The government is blaming Public Health England, a body created by the 2012 Health and Social Care Act. PHE may be a Conservative innovation, but the present Tory leadership has convinced itself that it has little to do with them. The government’s critics are blaming Dido Harding, the head of both NHS Test and Trace and the new organisation created by the merger of PHE with Test and Trace, the National Institute for Health Protection.
Who’s right? The honest answer is: no one really knows. However, the government has assumed the answers to the following questions are all “yes”: 1) Were the problems of the first wave primarily to do with operational failings in PHE? 2) Is the National Institute for Health Protection the best vehicle to solve these failings? 3) Can the British state move from Public Health England to the National Institute for Health Protection models during the pandemic without providing a worse standard of coronavirus response during the transition period?
The problem is that if the answer to any of those questions is “no”, you can hire the best possible person to manage that transition and still be worse off than if you had simply not bothered.
Whether the UK’s failings are the consequences of decisions taken by former health secretary Andrew Lansley in 2012, ministerial decisions taken in 2020, a mixture of both, or something else entirely, is unknowable without an inquiry. Even a quick and pared-down independent look into what the British state did well and badly during the first wave of the novel coronavirus would improve the quality of our response – but the government has opted not to do this, and instead has embarked on a reorganisation of its public health body mid-pandemic. It’s far from clear that this would be the right call even if the bodies created by the 2012 act were unfit for purpose.
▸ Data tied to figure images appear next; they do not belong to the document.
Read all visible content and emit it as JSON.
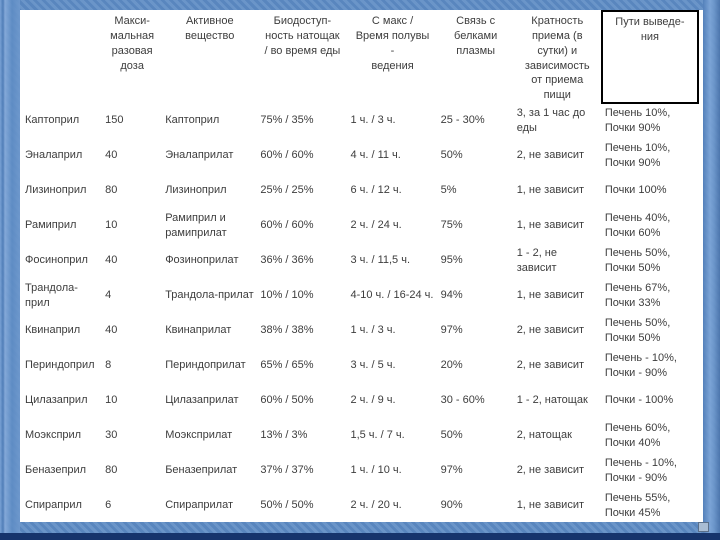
{
  "slide": {
    "frame_color": "#5e8cc4",
    "bottom_band_color": "#16346c",
    "surface_color": "#ffffff",
    "text_color": "#3d3d3d",
    "elimination_header_box_border": "#000000"
  },
  "table": {
    "fields": [
      "name",
      "dose",
      "active",
      "bio",
      "tmax",
      "protein",
      "frequency",
      "elimination"
    ],
    "headers": [
      "",
      "Макси-\nмальная\nразовая\nдоза",
      "Активное\nвещество",
      "Биодоступ-\nность натощак\n/ во время еды",
      "С макс /\nВремя полувы\n-\nведения",
      "Связь с\nбелками\nплазмы",
      "Кратность\nприема (в\nсутки) и\nзависимость\nот приема\nпищи",
      "Пути выведе-\nния"
    ],
    "rows": [
      {
        "name": "Каптоприл",
        "dose": "150",
        "active": "Каптоприл",
        "bio": "75% / 35%",
        "tmax": "1 ч. / 3 ч.",
        "protein": "25 - 30%",
        "frequency": "3, за 1 час до еды",
        "elimination": "Печень 10%, Почки 90%"
      },
      {
        "name": "Эналаприл",
        "dose": "40",
        "active": "Эналаприлат",
        "bio": "60% / 60%",
        "tmax": "4 ч. / 11 ч.",
        "protein": "50%",
        "frequency": "2, не зависит",
        "elimination": "Печень 10%, Почки 90%"
      },
      {
        "name": "Лизиноприл",
        "dose": "80",
        "active": "Лизиноприл",
        "bio": "25% / 25%",
        "tmax": "6 ч. / 12 ч.",
        "protein": "5%",
        "frequency": "1, не зависит",
        "elimination": "Почки 100%"
      },
      {
        "name": "Рамиприл",
        "dose": "10",
        "active": "Рамиприл и рамиприлат",
        "bio": "60% / 60%",
        "tmax": "2 ч. / 24 ч.",
        "protein": "75%",
        "frequency": "1, не зависит",
        "elimination": "Печень 40%, Почки 60%"
      },
      {
        "name": "Фосиноприл",
        "dose": "40",
        "active": "Фозиноприлат",
        "bio": "36% / 36%",
        "tmax": "3 ч. / 11,5 ч.",
        "protein": "95%",
        "frequency": "1 - 2, не зависит",
        "elimination": "Печень 50%, Почки 50%"
      },
      {
        "name": "Трандола-прил",
        "dose": "4",
        "active": "Трандола-прилат",
        "bio": "10% / 10%",
        "tmax": "4-10 ч. / 16-24 ч.",
        "protein": "94%",
        "frequency": "1, не зависит",
        "elimination": "Печень 67%, Почки 33%"
      },
      {
        "name": "Квинаприл",
        "dose": "40",
        "active": "Квинаприлат",
        "bio": "38% / 38%",
        "tmax": "1 ч. / 3 ч.",
        "protein": "97%",
        "frequency": "2, не зависит",
        "elimination": "Печень 50%, Почки 50%"
      },
      {
        "name": "Периндоприл",
        "dose": "8",
        "active": "Периндоприлат",
        "bio": "65% / 65%",
        "tmax": "3 ч. / 5 ч.",
        "protein": "20%",
        "frequency": "2, не зависит",
        "elimination": "Печень - 10%, Почки - 90%"
      },
      {
        "name": "Цилазаприл",
        "dose": "10",
        "active": "Цилазаприлат",
        "bio": "60% / 50%",
        "tmax": "2 ч. / 9 ч.",
        "protein": "30 - 60%",
        "frequency": "1 - 2, натощак",
        "elimination": "Почки - 100%"
      },
      {
        "name": "Моэксприл",
        "dose": "30",
        "active": "Моэксприлат",
        "bio": "13% / 3%",
        "tmax": "1,5 ч. / 7 ч.",
        "protein": "50%",
        "frequency": "2, натощак",
        "elimination": "Печень 60%, Почки 40%"
      },
      {
        "name": "Беназеприл",
        "dose": "80",
        "active": "Беназеприлат",
        "bio": "37% / 37%",
        "tmax": "1 ч. / 10 ч.",
        "protein": "97%",
        "frequency": "2, не зависит",
        "elimination": "Печень - 10%, Почки - 90%"
      },
      {
        "name": "Спираприл",
        "dose": "6",
        "active": "Спираприлат",
        "bio": "50% / 50%",
        "tmax": "2 ч. / 20 ч.",
        "protein": "90%",
        "frequency": "1, не зависит",
        "elimination": "Печень 55%, Почки 45%"
      }
    ]
  }
}
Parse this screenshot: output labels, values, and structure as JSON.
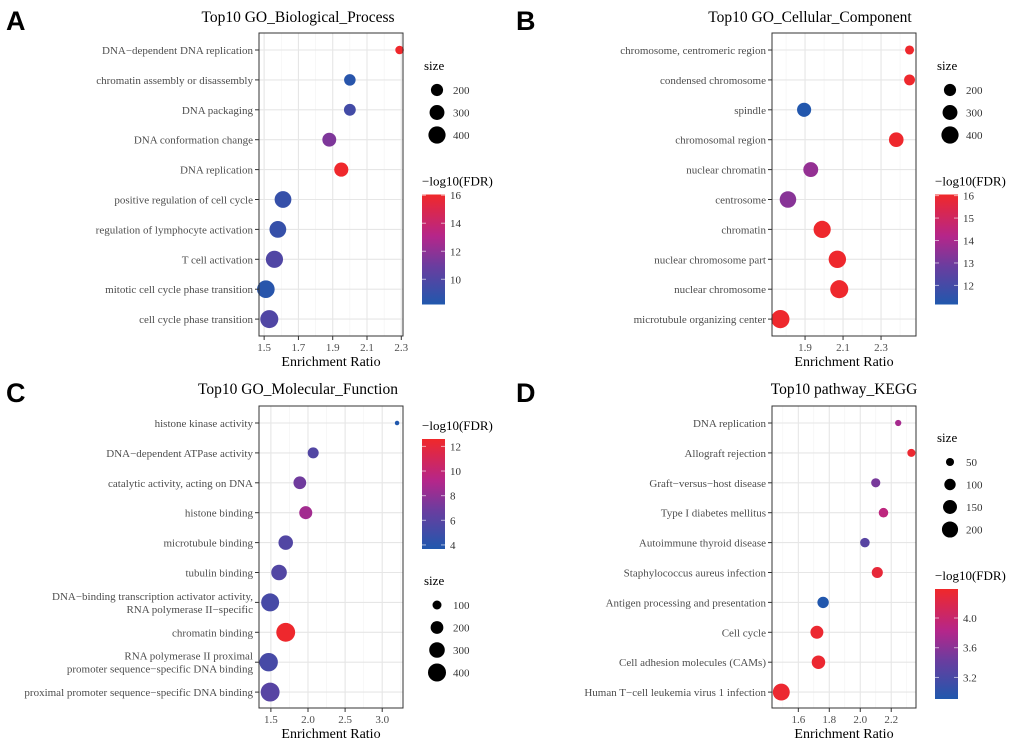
{
  "colors": {
    "low": "#2058ad",
    "mid1": "#6a3d9f",
    "mid2": "#b5268a",
    "high": "#f0282a"
  },
  "chart_data": [
    {
      "type": "scatter",
      "panel_letter": "A",
      "title": "Top10 GO_Biological_Process",
      "xlabel": "Enrichment Ratio",
      "xlim": [
        1.47,
        2.31
      ],
      "xticks": [
        1.5,
        1.7,
        1.9,
        2.1,
        2.3
      ],
      "xtick_labels": [
        "1.5",
        "1.7",
        "1.9",
        "2.1",
        "2.3"
      ],
      "grid": true,
      "legend_order": [
        "size",
        "color"
      ],
      "size_legend": {
        "title": "size",
        "values": [
          200,
          300,
          400
        ],
        "labels": [
          "200",
          "300",
          "400"
        ]
      },
      "color_legend": {
        "title": "−log10(FDR)",
        "range": [
          8.2,
          16.05
        ],
        "ticks": [
          10,
          12,
          14,
          16
        ],
        "labels": [
          "10",
          "12",
          "14",
          "16"
        ]
      },
      "categories": [
        "DNA−dependent DNA replication",
        "chromatin assembly or disassembly",
        "DNA packaging",
        "DNA conformation change",
        "DNA replication",
        "positive regulation of cell cycle",
        "regulation of lymphocyte activation",
        "T cell activation",
        "mitotic cell cycle phase transition",
        "cell cycle phase transition"
      ],
      "x": [
        2.29,
        2.0,
        2.0,
        1.88,
        1.95,
        1.61,
        1.58,
        1.56,
        1.51,
        1.53
      ],
      "neg_log10_fdr": [
        16,
        8.5,
        9.5,
        11.5,
        16,
        9,
        9,
        10,
        8.5,
        10
      ],
      "size": [
        100,
        180,
        190,
        260,
        270,
        380,
        380,
        400,
        420,
        440
      ]
    },
    {
      "type": "scatter",
      "panel_letter": "B",
      "title": "Top10 GO_Cellular_Component",
      "xlabel": "Enrichment Ratio",
      "xlim": [
        1.726,
        2.484
      ],
      "xticks": [
        1.9,
        2.1,
        2.3
      ],
      "xtick_labels": [
        "1.9",
        "2.1",
        "2.3"
      ],
      "grid": true,
      "legend_order": [
        "size",
        "color"
      ],
      "size_legend": {
        "title": "size",
        "values": [
          200,
          300,
          400
        ],
        "labels": [
          "200",
          "300",
          "400"
        ]
      },
      "color_legend": {
        "title": "−log10(FDR)",
        "range": [
          11.15,
          16.05
        ],
        "ticks": [
          12,
          13,
          14,
          15,
          16
        ],
        "labels": [
          "12",
          "13",
          "14",
          "15",
          "16"
        ]
      },
      "categories": [
        "chromosome, centromeric region",
        "condensed chromosome",
        "spindle",
        "chromosomal region",
        "nuclear chromatin",
        "centrosome",
        "chromatin",
        "nuclear chromosome part",
        "nuclear chromosome",
        "microtubule organizing center"
      ],
      "x": [
        2.45,
        2.45,
        1.895,
        2.38,
        1.93,
        1.81,
        1.99,
        2.07,
        2.08,
        1.77
      ],
      "neg_log10_fdr": [
        16,
        16,
        11.2,
        16,
        13.6,
        13.4,
        16,
        16,
        16,
        16
      ],
      "size": [
        110,
        160,
        270,
        290,
        300,
        370,
        400,
        410,
        440,
        450
      ]
    },
    {
      "type": "scatter",
      "panel_letter": "C",
      "title": "Top10 GO_Molecular_Function",
      "xlabel": "Enrichment Ratio",
      "xlim": [
        1.34,
        3.28
      ],
      "xticks": [
        1.5,
        2.0,
        2.5,
        3.0
      ],
      "xtick_labels": [
        "1.5",
        "2.0",
        "2.5",
        "3.0"
      ],
      "grid": true,
      "legend_order": [
        "color",
        "size"
      ],
      "size_legend": {
        "title": "size",
        "values": [
          100,
          200,
          300,
          400
        ],
        "labels": [
          "100",
          "200",
          "300",
          "400"
        ]
      },
      "color_legend": {
        "title": "−log10(FDR)",
        "range": [
          3.67,
          12.6
        ],
        "ticks": [
          4,
          6,
          8,
          10,
          12
        ],
        "labels": [
          "4",
          "6",
          "8",
          "10",
          "12"
        ]
      },
      "categories": [
        "histone kinase activity",
        "DNA−dependent ATPase activity",
        "catalytic activity, acting on DNA",
        "histone binding",
        "microtubule binding",
        "tubulin binding",
        "DNA−binding transcription activator activity,\nRNA polymerase II−specific",
        "chromatin binding",
        "RNA polymerase II proximal\npromoter sequence−specific DNA binding",
        "proximal promoter sequence−specific DNA binding"
      ],
      "x": [
        3.2,
        2.07,
        1.89,
        1.97,
        1.7,
        1.61,
        1.49,
        1.7,
        1.47,
        1.49
      ],
      "neg_log10_fdr": [
        3.7,
        5.8,
        7,
        8.6,
        5.8,
        5.8,
        5.3,
        12.5,
        5.3,
        6
      ],
      "size": [
        25,
        150,
        200,
        210,
        260,
        300,
        400,
        440,
        420,
        440
      ]
    },
    {
      "type": "scatter",
      "panel_letter": "D",
      "title": "Top10 pathway_KEGG",
      "xlabel": "Enrichment Ratio",
      "xlim": [
        1.43,
        2.36
      ],
      "xticks": [
        1.6,
        1.8,
        2.0,
        2.2
      ],
      "xtick_labels": [
        "1.6",
        "1.8",
        "2.0",
        "2.2"
      ],
      "grid": true,
      "legend_order": [
        "size",
        "color"
      ],
      "size_legend": {
        "title": "size",
        "values": [
          50,
          100,
          150,
          200
        ],
        "labels": [
          "50",
          "100",
          "150",
          "200"
        ]
      },
      "color_legend": {
        "title": "−log10(FDR)",
        "range": [
          2.91,
          4.39
        ],
        "ticks": [
          3.2,
          3.6,
          4.0
        ],
        "labels": [
          "3.2",
          "3.6",
          "4.0"
        ]
      },
      "categories": [
        "DNA replication",
        "Allograft rejection",
        "Graft−versus−host disease",
        "Type I diabetes mellitus",
        "Autoimmune thyroid disease",
        "Staphylococcus aureus infection",
        "Antigen processing and presentation",
        "Cell cycle",
        "Cell adhesion molecules (CAMs)",
        "Human T−cell leukemia virus 1 infection"
      ],
      "x": [
        2.245,
        2.33,
        2.1,
        2.15,
        2.03,
        2.11,
        1.76,
        1.72,
        1.73,
        1.49
      ],
      "neg_log10_fdr": [
        3.75,
        4.35,
        3.5,
        3.9,
        3.3,
        4.3,
        2.92,
        4.35,
        4.35,
        4.35
      ],
      "size": [
        30,
        50,
        65,
        70,
        70,
        95,
        100,
        130,
        140,
        220
      ]
    }
  ]
}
Building the plane as you fly it is so high risk that unless it is absolutely unavoidable, you probably shouldn’t do it.
So is the problem Public Health England, or is it Dido Harding? In a sense, either way, the problem is what Harding’s appointment represents: a government that believes the only purpose of an independent inquiry would be to cause it political difficulties, rather than something that would improve and sharpen its pandemic response, and whose preferred solution is to blame someone else and to recruit a political crony.